Nutrition and metabolism-associated growth factors, namely insulin, leptin, and insulin-like growth factor 1 (IGF-1), are responsible for activating mTOR signaling in immune cells. This activation has a significant impact on systemic as well as intracellular immunometabolism, thereby influencing autoimmunity and inflammation. Adipose tissue has been found to secrete various inflammatory cytokines, including tumor necrosis factor-a (TNF-a), interleukin-1 (IL-1), IL-6, IL-17, interferon-g (IFN-g), and leptin. This secretion has been linked to an increased susceptibility to autoimmunity and peripheral tissue damage.
The relationship between adipose tissue and the immune system
There is a reciprocal communication and interaction between the immune system and adipose tissue, both in structure and function. Both primary and secondary lymphoid organs are typically enveloped by adipose tissue.
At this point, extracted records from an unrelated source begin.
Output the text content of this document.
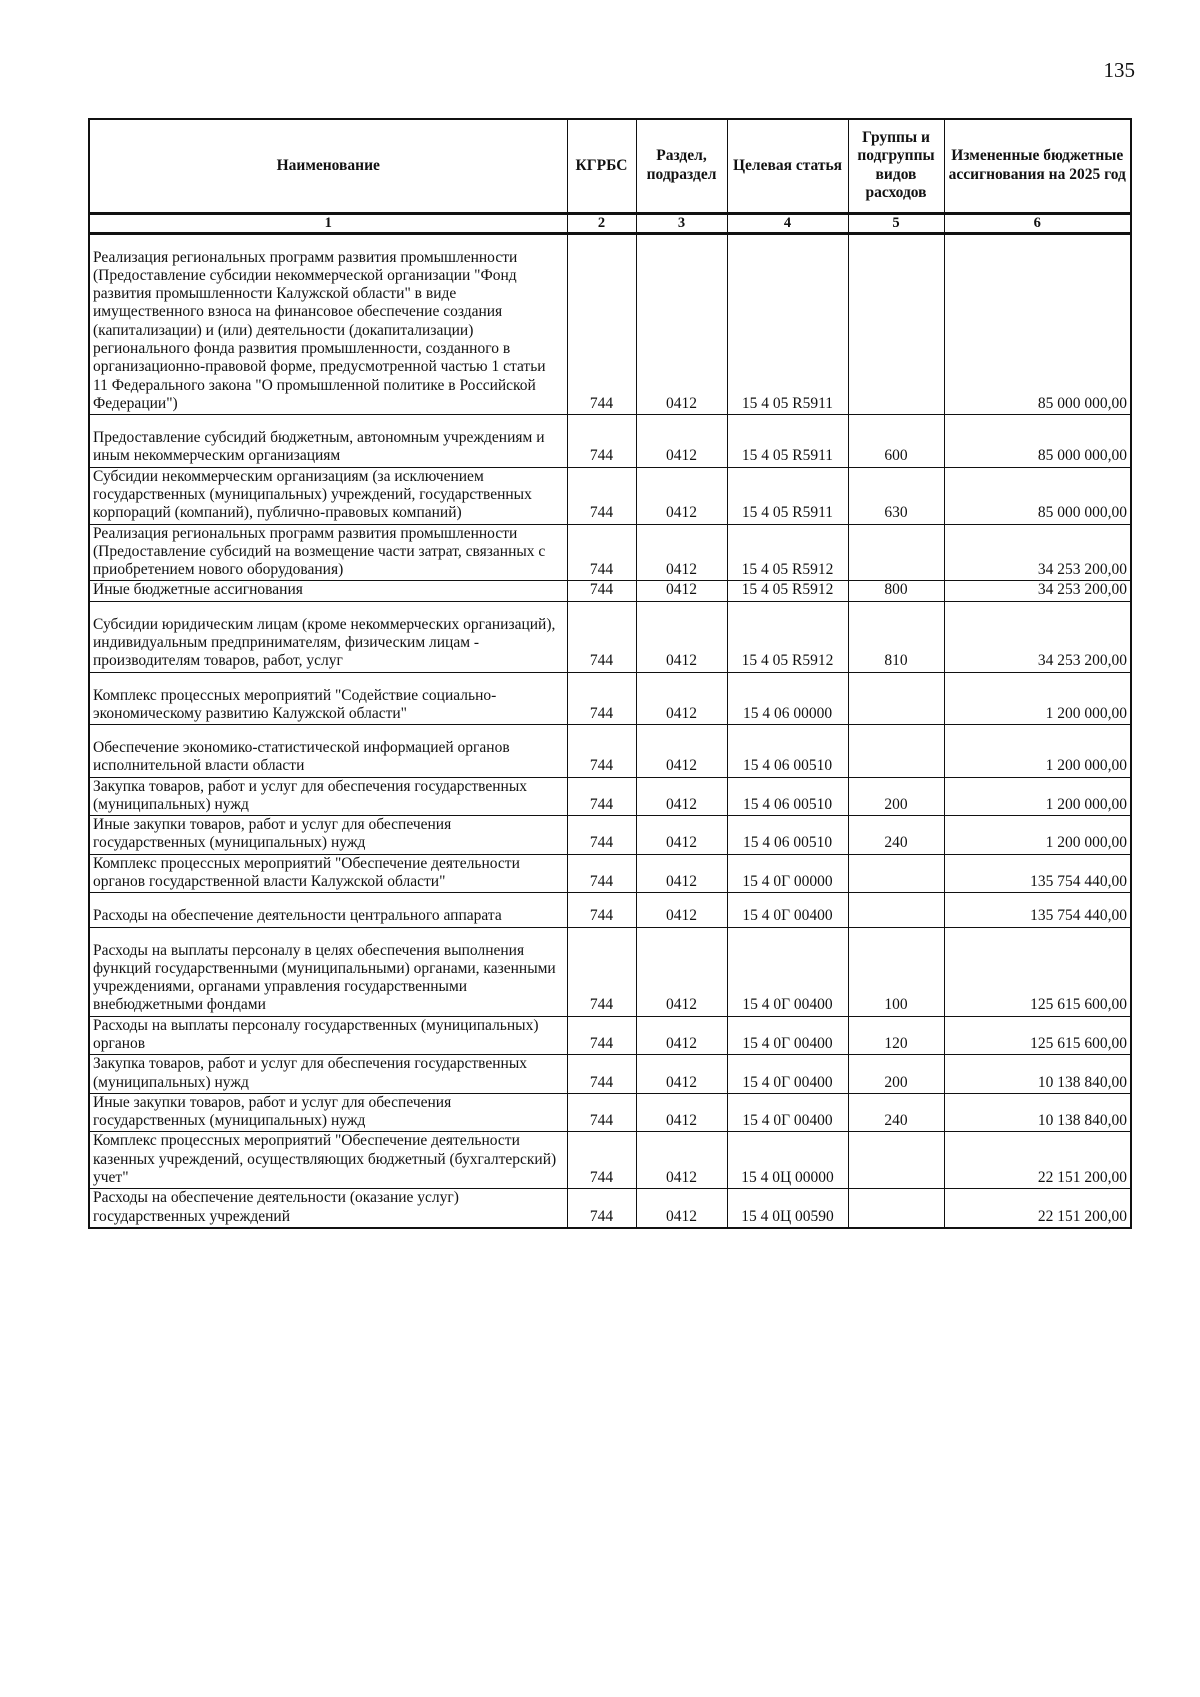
135
Наименование	КГРБС	Раздел, подраздел	Целевая статья	Группы и подгруппы видов расходов	Измененные бюджетные ассигнования на 2025 год
1	2	3	4	5	6
Реализация региональных программ развития промышленности (Предоставление субсидии некоммерческой организации "Фонд развития промышленности Калужской области" в виде имущественного взноса на финансовое обеспечение создания (капитализации) и (или) деятельности (докапитализации) регионального фонда развития промышленности, созданного в организационно-правовой форме, предусмотренной частью 1 статьи 11 Федерального закона "О промышленной политике в Российской Федерации")	744	0412	15 4 05 R5911		85 000 000,00
Предоставление субсидий бюджетным, автономным учреждениям и иным некоммерческим организациям	744	0412	15 4 05 R5911	600	85 000 000,00
Субсидии некоммерческим организациям (за исключением государственных (муниципальных) учреждений, государственных корпораций (компаний), публично-правовых компаний)	744	0412	15 4 05 R5911	630	85 000 000,00
Реализация региональных программ развития промышленности (Предоставление субсидий на возмещение части затрат, связанных с приобретением нового оборудования)	744	0412	15 4 05 R5912		34 253 200,00
Иные бюджетные ассигнования	744	0412	15 4 05 R5912	800	34 253 200,00
Субсидии юридическим лицам (кроме некоммерческих организаций), индивидуальным предпринимателям, физическим лицам - производителям товаров, работ, услуг	744	0412	15 4 05 R5912	810	34 253 200,00
Комплекс процессных мероприятий "Содействие социально-экономическому развитию Калужской области"	744	0412	15 4 06 00000		1 200 000,00
Обеспечение экономико-статистической информацией органов исполнительной власти области	744	0412	15 4 06 00510		1 200 000,00
Закупка товаров, работ и услуг для обеспечения государственных (муниципальных) нужд	744	0412	15 4 06 00510	200	1 200 000,00
Иные закупки товаров, работ и услуг для обеспечения государственных (муниципальных) нужд	744	0412	15 4 06 00510	240	1 200 000,00
Комплекс процессных мероприятий "Обеспечение деятельности органов государственной власти Калужской области"	744	0412	15 4 0Г 00000		135 754 440,00
Расходы на обеспечение деятельности центрального аппарата	744	0412	15 4 0Г 00400		135 754 440,00
Расходы на выплаты персоналу в целях обеспечения выполнения функций государственными (муниципальными) органами, казенными учреждениями, органами управления государственными внебюджетными фондами	744	0412	15 4 0Г 00400	100	125 615 600,00
Расходы на выплаты персоналу государственных (муниципальных) органов	744	0412	15 4 0Г 00400	120	125 615 600,00
Закупка товаров, работ и услуг для обеспечения государственных (муниципальных) нужд	744	0412	15 4 0Г 00400	200	10 138 840,00
Иные закупки товаров, работ и услуг для обеспечения государственных (муниципальных) нужд	744	0412	15 4 0Г 00400	240	10 138 840,00
Комплекс процессных мероприятий "Обеспечение деятельности казенных учреждений, осуществляющих бюджетный (бухгалтерский) учет"	744	0412	15 4 0Ц 00000		22 151 200,00
Расходы на обеспечение деятельности (оказание услуг) государственных учреждений	744	0412	15 4 0Ц 00590		22 151 200,00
The proximity between adipose tissue and T cells, B cells, Tregs, dendritic cells, and macrophages facilitates their migration to the adipose tissue. Furthermore, adipocytes can exhibit immune-like behaviors.
The alterations in the quantity and efficacy of Treg cells that are evident in cases of obesity may have an impact on the vulnerability to infections and malignancies. The infection caused by the severe acute respiratory syndrome coronavirus 2 (SARS-CoV-2) has been found to be linked with the generation of autoantibodies and exhibits greater severity in individuals who are obese. Furthermore, individuals with a higher body mass index exhibit superior responses to cancer immunotherapy compared to those with a lower BMI.
The perspective summarizes that modulation of immune function could be influenced by molecules that interact with leptin derived from adipocytes, and this modulation can vary depending on the metabolic status. The areas that require further investigation involve the molecular analysis of the impact of individual nutrients on immunological self-tolerance, as well as the specific time frame during which Caloric Restriction (CR) can serve as a viable therapeutic approach for autoimmunity associated with obesity.